Write Away ... Leighton Buzzard Writers’ Column. This week by Claire Matthews
I seem to be living in a parallel universe. A place of endless summer, the creation of a benign sorcerer queen designed to keep the inhabitants of Leighton Buzzard in a reverse Narnia. But lately, cracks in the illusion are beginning to appear.
Back in May, I planted a pot of lobelia and it stands beside my front door. It looks beautiful; masses of pretty blue and white flowers erupting all over the place. I have lovingly watered it and enjoy its cheerful display every time I return home.
Now it looks spectacular, like the prize exhibit at the Chelsea Flower Show and I’m growing suspicious. Is it too good to be true?
The other day, I was wandering around my favourite shop, coatless and flip-flopped, when I came across a large Christmas tree unashamedly decked out in large baubles. So surprised was I at this strident icon of winter that my sunglasses fell off my head. What is going on?
Last week, I was sitting out on the decking, warming my cockles in the sunshine and reading. “I’m in my garden, but it feels like I’m on holiday,” I said to myself. “Lovely”.
All at once, I became aware that a dusk-like darkness was falling. It was only 4pm by my watch. What strangeness is this, an eclipse? Witchcraft?
Then came the most terrible harbinger of winter doom. I broke my SAD alarm clock. (SAD, or Seasonal Affective Disorder affects many people and is characterised by depression during the darker months of winter.)

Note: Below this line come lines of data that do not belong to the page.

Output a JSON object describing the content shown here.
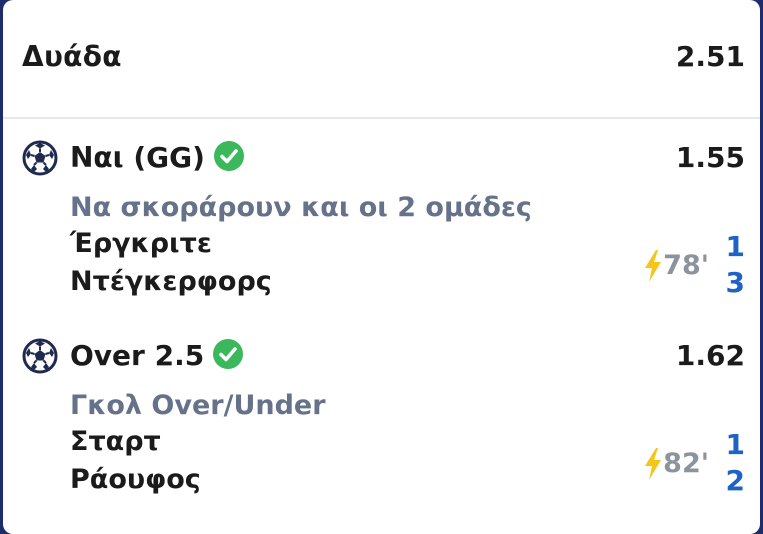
{
  "header": {
    "title": "Δυάδα",
    "odds": "2.51"
  },
  "legs": [
    {
      "selection": "Ναι (GG)",
      "odds": "1.55",
      "market": "Να σκοράρουν και οι 2 ομάδες",
      "home_team": "Έργκριτε",
      "away_team": "Ντέγκερφορς",
      "minute": "78'",
      "home_score": "1",
      "away_score": "3",
      "status": "won"
    },
    {
      "selection": "Over 2.5",
      "odds": "1.62",
      "market": "Γκολ Over/Under",
      "home_team": "Σταρτ",
      "away_team": "Ράουφος",
      "minute": "82'",
      "home_score": "1",
      "away_score": "2",
      "status": "won"
    }
  ],
  "icons": {
    "sport": "soccer-ball-icon",
    "status": "check-circle-icon",
    "live": "lightning-bolt-icon"
  },
  "colors": {
    "check": "#3cb85c",
    "score": "#1d63c6",
    "bolt": "#f5c61a",
    "market_text": "#667289",
    "minute_text": "#8d939c",
    "background": "#1d2c6b"
  }
}
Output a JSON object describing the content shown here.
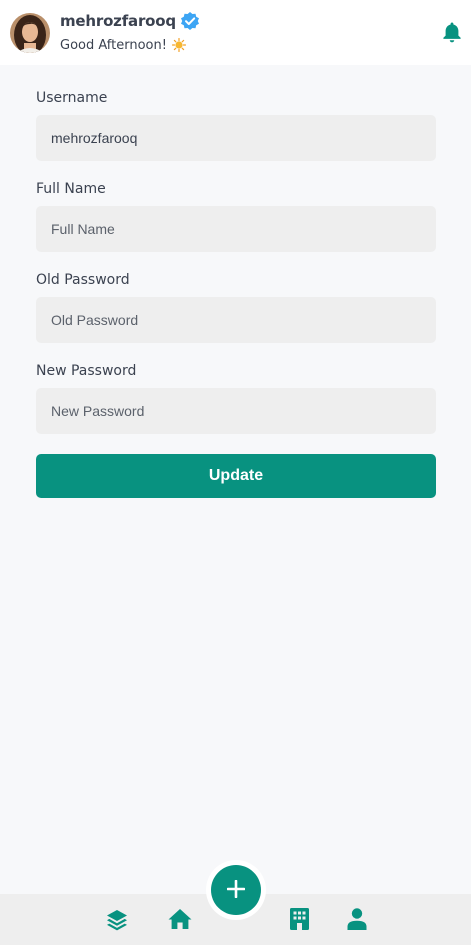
{
  "header": {
    "username": "mehrozfarooq",
    "greeting": "Good Afternoon!",
    "icons": {
      "verified": "verified-badge-icon",
      "greeting_emoji": "sun-icon",
      "notifications": "bell-icon"
    }
  },
  "form": {
    "username": {
      "label": "Username",
      "value": "mehrozfarooq",
      "placeholder": "Username"
    },
    "full_name": {
      "label": "Full Name",
      "value": "",
      "placeholder": "Full Name"
    },
    "old_password": {
      "label": "Old Password",
      "value": "",
      "placeholder": "Old Password"
    },
    "new_password": {
      "label": "New Password",
      "value": "",
      "placeholder": "New Password"
    },
    "submit_label": "Update"
  },
  "bottom_nav": {
    "items": [
      "layers-icon",
      "home-icon",
      "add-icon",
      "building-icon",
      "user-icon"
    ]
  },
  "colors": {
    "accent": "#089280",
    "text": "#3b4250",
    "input_bg": "#eeeeee",
    "page_bg": "#f7f8fa",
    "nav_bg": "#eeeeee"
  }
}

Thankfully I don’t suffer from SAD, but I do enjoy the benefit of a SAD alarm clock. Every morning, I am awakened by the gradual brightening of the lamp, culminating in the sound of a gentle dawn chorus. In my bleary effort to switch off the birds and switch on Chris Evans, I pushed it off the bedside table. Why am I now waking to cruel, unexpected darkness?
I fear the breaking of this summer spell. It’s going to explode into arctic Armageddon soon, the signs are there.
Please, sorcerer queen, make the spell last longer. Don’t make me wear a coat. Bring back the light mornings. And please don’t turn my lobelia into a blackened, frost ravaged heap.